The establishment of the monument is subject to valid existing rights, including the November 29, 2007, "Access Agreement" between EPI and the State of Maine, Department of Conservation that provides for certain public snowmobile use on specified parcels, and certain reservations of rights for Elliotsville Plantation, Inc., in specified parcels. If the Federal Government acquires any lands or interests in lands not owned or controlled by the Federal Government within the boundaries described on the accompanying map, such lands and interests in lands shall be reserved as a part of the monument, and objects identified above that are situated upon those lands and interests in lands shall be part of the monument, upon acquisition of ownership or control by the Federal Government.
The Secretary of the Interior (Secretary) shall manage these lands through the National Park Service, pursuant to applicable authorities and consistent with the valid existing rights and the purposes and provisions of this proclamation. As provided in the deeds, the Secretary shall allow hunting by the public on the parcels east of the East Branch of the Penobscot River in accordance with applicable law. The Secretary may restrict hunting in designated zones and during designated periods for reasons of public safety, administration, or resource protection. This proclamation will not otherwise affect the authority of the State of Maine with respect to hunting.
The Secretary shall prepare a management plan to implement the purposes of this proclamation, with full public involvement, within 3 years of the date of this proclamation.
The Secretary shall use available authorities, as appropriate, to enter into agreements with others to address common interests and promote management needs and efficiencies.
Nothing in this proclamation shall be deemed to enlarge or diminish the rights of any Indian tribe. The Secretary shall, to the maximum extent permitted by law and in consultation with Indian tribes, ensure the protection of Indian sacred sites and cultural sites in the monument and provide access to the sites by members of Indian tribes for traditional cultural and customary uses, consistent with the American Indian Religious Freedom Act (42 U.S.C. 1996) and Executive Order 13007 of May 24, 1996 (Indian Sacred Sites).
Nothing in this proclamation shall be deemed to revoke any existing withdrawal, reservation, or appropriation; however, the monument shall be the dominant reservation.

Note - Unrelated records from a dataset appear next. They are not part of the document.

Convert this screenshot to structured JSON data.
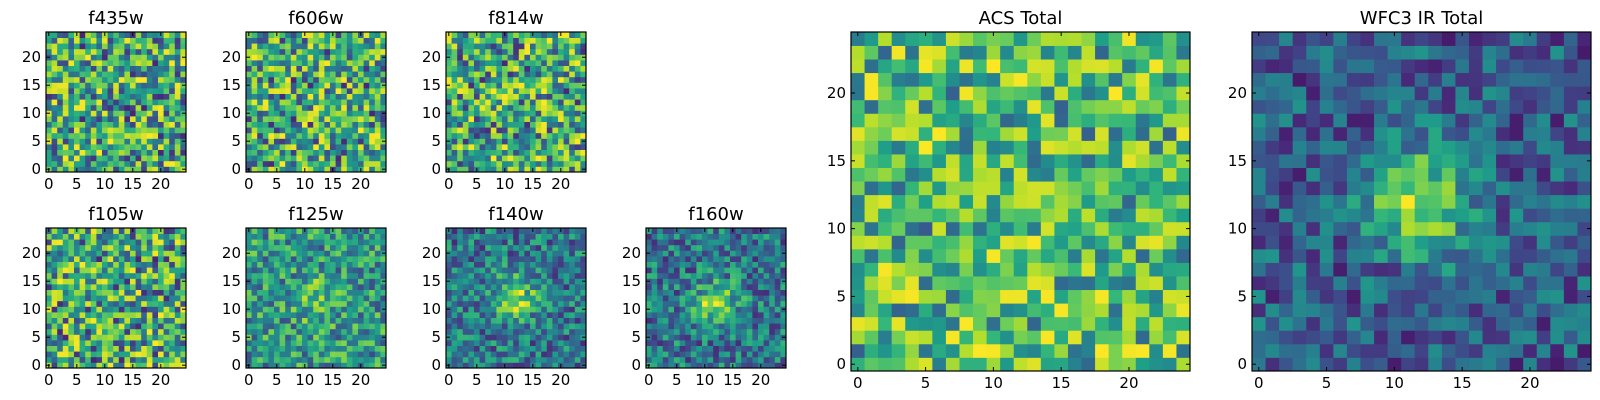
{
  "chart_data": [
    {
      "type": "heatmap",
      "title": "f435w",
      "xticks": [
        0,
        5,
        10,
        15,
        20
      ],
      "yticks": [
        0,
        5,
        10,
        15,
        20
      ],
      "xlim": [
        0,
        24
      ],
      "ylim": [
        0,
        24
      ],
      "grid_size": 25,
      "colormap": "viridis",
      "pattern": "noise",
      "grid": false
    },
    {
      "type": "heatmap",
      "title": "f606w",
      "xticks": [
        0,
        5,
        10,
        15,
        20
      ],
      "yticks": [
        0,
        5,
        10,
        15,
        20
      ],
      "xlim": [
        0,
        24
      ],
      "ylim": [
        0,
        24
      ],
      "grid_size": 25,
      "colormap": "viridis",
      "pattern": "noise",
      "grid": false
    },
    {
      "type": "heatmap",
      "title": "f814w",
      "xticks": [
        0,
        5,
        10,
        15,
        20
      ],
      "yticks": [
        0,
        5,
        10,
        15,
        20
      ],
      "xlim": [
        0,
        24
      ],
      "ylim": [
        0,
        24
      ],
      "grid_size": 25,
      "colormap": "viridis",
      "pattern": "noise",
      "grid": false
    },
    {
      "type": "heatmap",
      "title": "f105w",
      "xticks": [
        0,
        5,
        10,
        15,
        20
      ],
      "yticks": [
        0,
        5,
        10,
        15,
        20
      ],
      "xlim": [
        0,
        24
      ],
      "ylim": [
        0,
        24
      ],
      "grid_size": 25,
      "colormap": "viridis",
      "pattern": "noise",
      "grid": false
    },
    {
      "type": "heatmap",
      "title": "f125w",
      "xticks": [
        0,
        5,
        10,
        15,
        20
      ],
      "yticks": [
        0,
        5,
        10,
        15,
        20
      ],
      "xlim": [
        0,
        24
      ],
      "ylim": [
        0,
        24
      ],
      "grid_size": 25,
      "colormap": "viridis",
      "pattern": "faint-source",
      "source_center": [
        12,
        12
      ],
      "grid": false
    },
    {
      "type": "heatmap",
      "title": "f140w",
      "xticks": [
        0,
        5,
        10,
        15,
        20
      ],
      "yticks": [
        0,
        5,
        10,
        15,
        20
      ],
      "xlim": [
        0,
        24
      ],
      "ylim": [
        0,
        24
      ],
      "grid_size": 25,
      "colormap": "viridis",
      "pattern": "source",
      "source_center": [
        12,
        12
      ],
      "grid": false
    },
    {
      "type": "heatmap",
      "title": "f160w",
      "xticks": [
        0,
        5,
        10,
        15,
        20
      ],
      "yticks": [
        0,
        5,
        10,
        15,
        20
      ],
      "xlim": [
        0,
        24
      ],
      "ylim": [
        0,
        24
      ],
      "grid_size": 25,
      "colormap": "viridis",
      "pattern": "source",
      "source_center": [
        12,
        11
      ],
      "grid": false
    },
    {
      "type": "heatmap",
      "title": "ACS Total",
      "xticks": [
        0,
        5,
        10,
        15,
        20
      ],
      "yticks": [
        0,
        5,
        10,
        15,
        20
      ],
      "xlim": [
        0,
        24
      ],
      "ylim": [
        0,
        24
      ],
      "grid_size": 25,
      "colormap": "viridis",
      "pattern": "noise-bright",
      "grid": false
    },
    {
      "type": "heatmap",
      "title": "WFC3 IR Total",
      "xticks": [
        0,
        5,
        10,
        15,
        20
      ],
      "yticks": [
        0,
        5,
        10,
        15,
        20
      ],
      "xlim": [
        0,
        24
      ],
      "ylim": [
        0,
        24
      ],
      "grid_size": 25,
      "colormap": "viridis",
      "pattern": "source-strong",
      "source_center": [
        12,
        12
      ],
      "grid": false
    }
  ]
}
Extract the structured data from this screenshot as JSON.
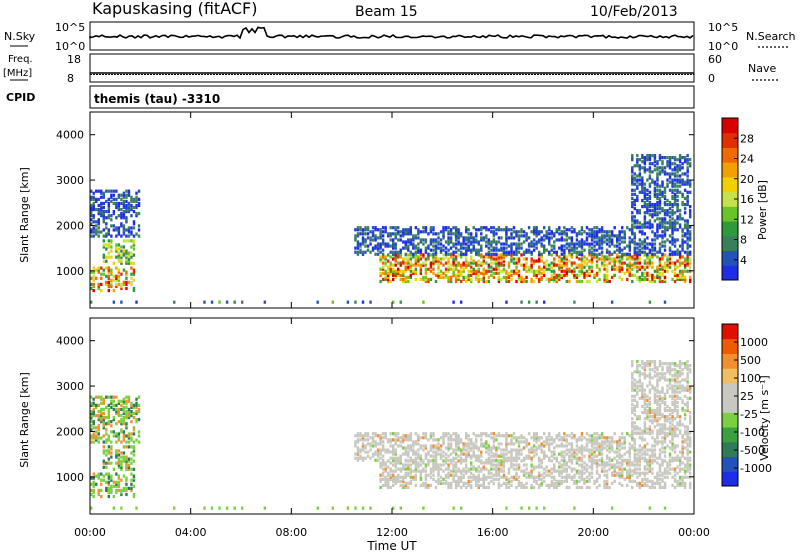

Nothing in this proclamation shall preclude the use of existing low level Military Training Routes, consistent with applicable Federal Aviation Administration regulations and guidance for overflights of military aircraft, consistent with the care and management of the objects to be protected.
Warning is hereby given to all unauthorized persons not to appropriate, injure, destroy, or remove any feature of this monument and not to locate or settle upon any of the lands thereof.
Warning is hereby given to all unauthorized persons not to appropriate, injure, destroy, or remove any feature of this monument and not to locate or settle upon any of the lands thereof.
IN WITNESS WHEREOF, I have hereunto set my hand this twenty-fourth day of August, in the year of our Lord two thousand sixteen, and of the Independence of the United States of America the two hundred and forty-first.